Critères de vérification

Gouvernance

1.1 AADNC a établi des organismes de surveillance efficaces qui se réunissent périodiquement et qui reçoivent de l’information clé autorisant la surveillance efficace des activités de gestion des terres.

1.2 Il existe des priorités et des objectifs stratégiques et opérationnels relatifs aux activités de gestion des terres, qui sont communiqués efficacement au personnel d’AADNC des bureaux régionaux.

1.3 L'affectation des ressources et la structure organisationnelle sont efficaces et concordent avec les priorités stratégiques.

Les gens

2.1 Les rôles et les responsabilités du personnel d'AADNC et des autres intervenants qui participent aux activités de gestion des terres sont clairement définis.

2.2 AADNC offre aux employés de l'administration centrale et des bureaux régionaux la formation, les outils, les ressources et l'information nécessaires pour appuyer l'exercice de leurs responsabilités qui se rattachent aux activités de gestion des terres.

Gestion des risques

3.1 La direction d'AADNC définit les risques particuliers qui peuvent nuire à l'atteinte des objectifs de la gestion des terres et communique les plans pertinents.

Gérance

4.1 Les activités de gestion des terres sont planifiées, entamées et réalisées en temps opportun, et consignées avec exactitude. De plus, la documentation relative à chacune des activités est complète. Les exceptions aux exigences des politiques et procédures applicables sont déterminées, et des mesures appropriées sont prises à cet égard

4.2 Des procédures opérationnelles adéquates sont mises en place pour assurer l'exactitude et la qualité.

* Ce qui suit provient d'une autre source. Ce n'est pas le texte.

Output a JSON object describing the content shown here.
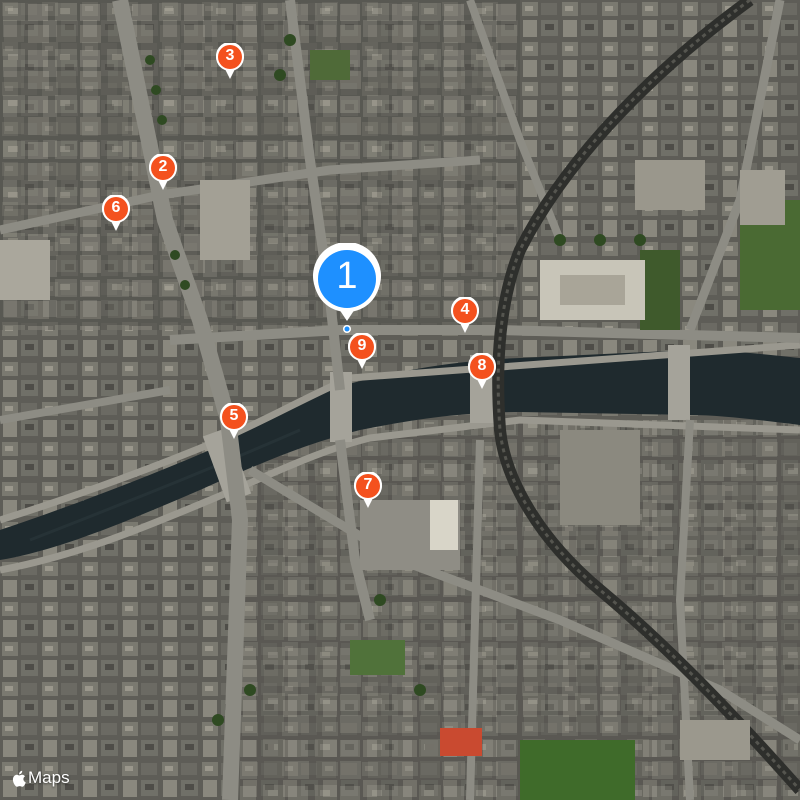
{
  "map": {
    "style": "satellite",
    "attribution": "Maps",
    "attribution_icon": "apple-logo-icon"
  },
  "pins": [
    {
      "id": "1",
      "label": "1",
      "kind": "primary",
      "color": "#1e90ff"
    },
    {
      "id": "2",
      "label": "2",
      "kind": "secondary",
      "color": "#f4511e"
    },
    {
      "id": "3",
      "label": "3",
      "kind": "secondary",
      "color": "#f4511e"
    },
    {
      "id": "4",
      "label": "4",
      "kind": "secondary",
      "color": "#f4511e"
    },
    {
      "id": "5",
      "label": "5",
      "kind": "secondary",
      "color": "#f4511e"
    },
    {
      "id": "6",
      "label": "6",
      "kind": "secondary",
      "color": "#f4511e"
    },
    {
      "id": "7",
      "label": "7",
      "kind": "secondary",
      "color": "#f4511e"
    },
    {
      "id": "8",
      "label": "8",
      "kind": "secondary",
      "color": "#f4511e"
    },
    {
      "id": "9",
      "label": "9",
      "kind": "secondary",
      "color": "#f4511e"
    }
  ],
  "colors": {
    "river": "#1f2a2e",
    "park": "#3f5a2c",
    "road": "#8d8c84",
    "building": "#6a6a64",
    "rail": "#2e2f2c"
  }
}
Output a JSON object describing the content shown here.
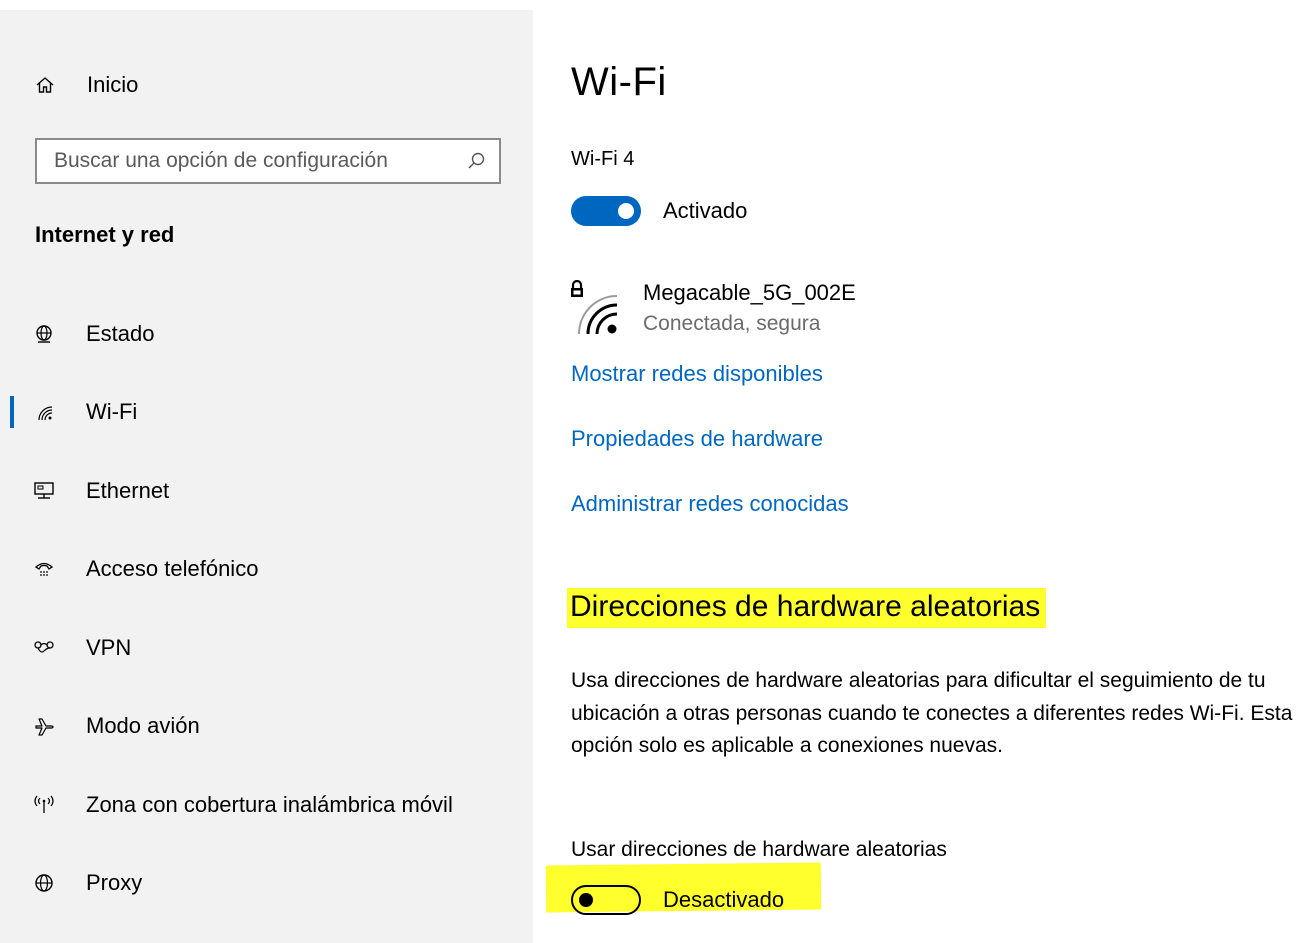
{
  "sidebar": {
    "home_label": "Inicio",
    "search_placeholder": "Buscar una opción de configuración",
    "section_title": "Internet y red",
    "items": [
      {
        "label": "Estado",
        "icon": "globe-status-icon"
      },
      {
        "label": "Wi-Fi",
        "icon": "wifi-icon",
        "selected": true
      },
      {
        "label": "Ethernet",
        "icon": "ethernet-icon"
      },
      {
        "label": "Acceso telefónico",
        "icon": "dialup-phone-icon"
      },
      {
        "label": "VPN",
        "icon": "vpn-icon"
      },
      {
        "label": "Modo avión",
        "icon": "airplane-icon"
      },
      {
        "label": "Zona con cobertura inalámbrica móvil",
        "icon": "hotspot-icon"
      },
      {
        "label": "Proxy",
        "icon": "globe-icon"
      }
    ]
  },
  "main": {
    "title": "Wi-Fi",
    "adapter_name": "Wi-Fi 4",
    "wifi_toggle": {
      "state": "on",
      "label": "Activado"
    },
    "network": {
      "name": "Megacable_5G_002E",
      "status": "Conectada, segura",
      "icon": "wifi-secured-icon"
    },
    "links": [
      "Mostrar redes disponibles",
      "Propiedades de hardware",
      "Administrar redes conocidas"
    ],
    "random_hw": {
      "heading": "Direcciones de hardware aleatorias",
      "description": "Usa direcciones de hardware aleatorias para dificultar el seguimiento de tu ubicación a otras personas cuando te conectes a diferentes redes Wi-Fi. Esta opción solo es aplicable a conexiones nuevas.",
      "option_label": "Usar direcciones de hardware aleatorias",
      "toggle": {
        "state": "off",
        "label": "Desactivado"
      }
    },
    "accent_color": "#0067c0",
    "highlight_color": "#ffff2e"
  }
}
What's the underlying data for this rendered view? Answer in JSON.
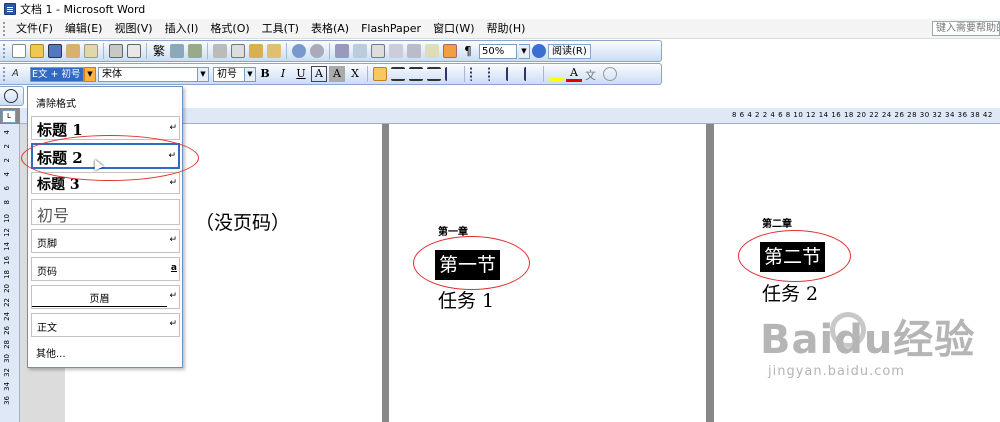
{
  "window": {
    "title": "文档 1 - Microsoft Word"
  },
  "menu": {
    "items": [
      "文件(F)",
      "编辑(E)",
      "视图(V)",
      "插入(I)",
      "格式(O)",
      "工具(T)",
      "表格(A)",
      "FlashPaper",
      "窗口(W)",
      "帮助(H)"
    ],
    "help_placeholder": "键入需要帮助的"
  },
  "toolbar": {
    "zoom": "50%",
    "read_label": "阅读(R)"
  },
  "format_bar": {
    "style": "E文 + 初号",
    "font": "宋体",
    "size": "初号"
  },
  "ruler": {
    "numbers": "8 6 4 2   2 4 6 8 10 12 14 16 18 20 22 24 26 28 30 32 34 36 38 42",
    "vertical": [
      "4",
      "2",
      "2",
      "4",
      "6",
      "8",
      "10",
      "12",
      "14",
      "16",
      "18",
      "20",
      "22",
      "24",
      "26",
      "28",
      "30",
      "32",
      "34",
      "36"
    ]
  },
  "style_dropdown": {
    "clear": "清除格式",
    "items": [
      {
        "label": "标题 1",
        "mark": "↵"
      },
      {
        "label": "标题 2",
        "mark": "↵"
      },
      {
        "label": "标题 3",
        "mark": "↵"
      },
      {
        "label": "初号",
        "mark": ""
      },
      {
        "label": "页脚",
        "mark": "↵"
      },
      {
        "label": "页码",
        "mark": "a"
      },
      {
        "label": "页眉",
        "mark": "↵"
      },
      {
        "label": "正文",
        "mark": "↵"
      }
    ],
    "more": "其他..."
  },
  "document": {
    "page1": {
      "text": "（没页码）"
    },
    "page2": {
      "chapter": "第一章",
      "section": "第一节",
      "task": "任务 1"
    },
    "page3": {
      "chapter": "第二章",
      "section": "第二节",
      "task": "任务 2"
    }
  },
  "watermark": {
    "main": "Baidu经验",
    "sub": "jingyan.baidu.com"
  },
  "colors": {
    "highlight": "#316ac5",
    "annotation": "#e03030",
    "toolbar_bg": "#cbdcf5"
  }
}
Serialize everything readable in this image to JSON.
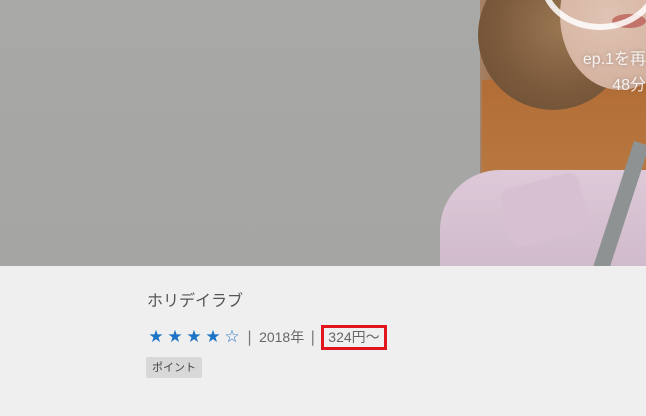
{
  "hero": {
    "play_label": "ep.1を再",
    "duration": "48分"
  },
  "title": "ホリデイラブ",
  "rating": {
    "value": 4,
    "max": 5,
    "stars": [
      "★",
      "★",
      "★",
      "★",
      "☆"
    ]
  },
  "separator": "|",
  "year": "2018年",
  "price": "324円〜",
  "badge": "ポイント",
  "colors": {
    "star": "#1d73c6",
    "highlight": "#e0161c",
    "background": "#efefef"
  }
}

4.3 On communique des rapports pertinents, en temps voulu, sur l'état et sur les résultats des transactions de gestion foncière.

4.4 Les systèmes de gestion de l'information répondent aux besoins des utilisateurs, sont utilisés de façon cohérente et soutiennent les activités de gestion des terres.

Résultats et rendement

5.1 Des stratégies de mesure du rendement sont mises en place, et les résultats de la mesure du rendement sont documentés et signalés aux intervenants qui participent à la gestion des terres.

5.2 Les résultats de la mesure du rendement sont examinés pour analyser, comparer et expliquer les écarts entre les résultats des transactions de gestion foncière et les résultats prévus.